AI-Generated Summary

Key Takeaways

  • Japan Hiring Risk: Firing employees in Japan requires extreme measures like creating fake departments then shutting them down, making initial hiring decisions far more critical than in the US where termination is straightforward and quick.
  • Passive Candidate Conversion: Top performers require 50-80% compensation increases plus solving personal problems like housing, children's tuition, or tax optimization to leave stable positions. Use referrals from trusted friends to establish initial contact and credibility.
  • Founder Selling Time: Founders must spend the first 30-60 minutes of candidate interviews selling the company vision before asking questions. Grilling candidates immediately causes passive talent to drop out, especially when the startup brand is unknown in the market.
  • Return to Office Advantage: Startups with mandatory five-day office culture outperform remote-first competitors in early stages by enabling faster alignment and hustle, though remote access expands the talent pool.

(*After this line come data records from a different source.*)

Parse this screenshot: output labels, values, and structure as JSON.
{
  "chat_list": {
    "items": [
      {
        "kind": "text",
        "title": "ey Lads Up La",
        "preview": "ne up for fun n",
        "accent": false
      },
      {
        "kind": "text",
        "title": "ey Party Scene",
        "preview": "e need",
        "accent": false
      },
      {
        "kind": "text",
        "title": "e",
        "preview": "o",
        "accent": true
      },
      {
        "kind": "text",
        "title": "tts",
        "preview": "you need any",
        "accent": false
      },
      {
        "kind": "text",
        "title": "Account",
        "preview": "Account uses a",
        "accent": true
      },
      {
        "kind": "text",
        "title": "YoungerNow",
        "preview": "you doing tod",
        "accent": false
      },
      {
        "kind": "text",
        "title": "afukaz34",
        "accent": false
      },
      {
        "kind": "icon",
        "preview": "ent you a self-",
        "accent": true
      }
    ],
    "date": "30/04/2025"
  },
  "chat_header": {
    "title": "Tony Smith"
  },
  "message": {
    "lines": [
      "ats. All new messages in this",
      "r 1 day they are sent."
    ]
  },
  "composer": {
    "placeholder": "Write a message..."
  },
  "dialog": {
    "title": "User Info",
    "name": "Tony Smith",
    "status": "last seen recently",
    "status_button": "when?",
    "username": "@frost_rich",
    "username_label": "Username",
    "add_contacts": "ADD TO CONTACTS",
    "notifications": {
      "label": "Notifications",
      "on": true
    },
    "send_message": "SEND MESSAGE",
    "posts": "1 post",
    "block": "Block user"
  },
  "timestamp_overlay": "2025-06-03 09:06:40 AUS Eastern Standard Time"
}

Choose based on company stage and priorities.

What It Covers

Sho Takei, CEO of Hyre and former Uber/Cloud Kitchens recruiter, reveals tactical strategies for recruiting top talent in Japan versus the US, covering cultural differences, compensation structures, remote work policies, and founder-led hiring approaches.

Key Questions Answered

  • Japan Hiring Risk: Firing employees in Japan requires extreme measures like creating fake departments then shutting them down, making initial hiring decisions far more critical than in the US where termination is straightforward and quick.
  • Passive Candidate Conversion: Top performers require 50-80% compensation increases plus solving personal problems like housing, children's tuition, or tax optimization to leave stable positions. Use referrals from trusted friends to establish initial contact and credibility.
  • Founder Selling Time: Founders must spend the first 30-60 minutes of candidate interviews selling the company vision before asking questions. Grilling candidates immediately causes passive talent to drop out, especially when the startup brand is unknown in the market.
  • Return to Office Advantage: Startups with mandatory five-day office culture outperform remote-first competitors in early stages by enabling faster alignment and hustle, though remote access expands the talent pool. Choose based on company stage and priorities.

Notable Moment

Travis Kalanick conducted a global private jet tour across major Asian cities in 2018, hosting happy hours with 100 top candidates per city to personally pitch Cloud Kitchens, demonstrating how founder time investment directly drives elite talent acquisition.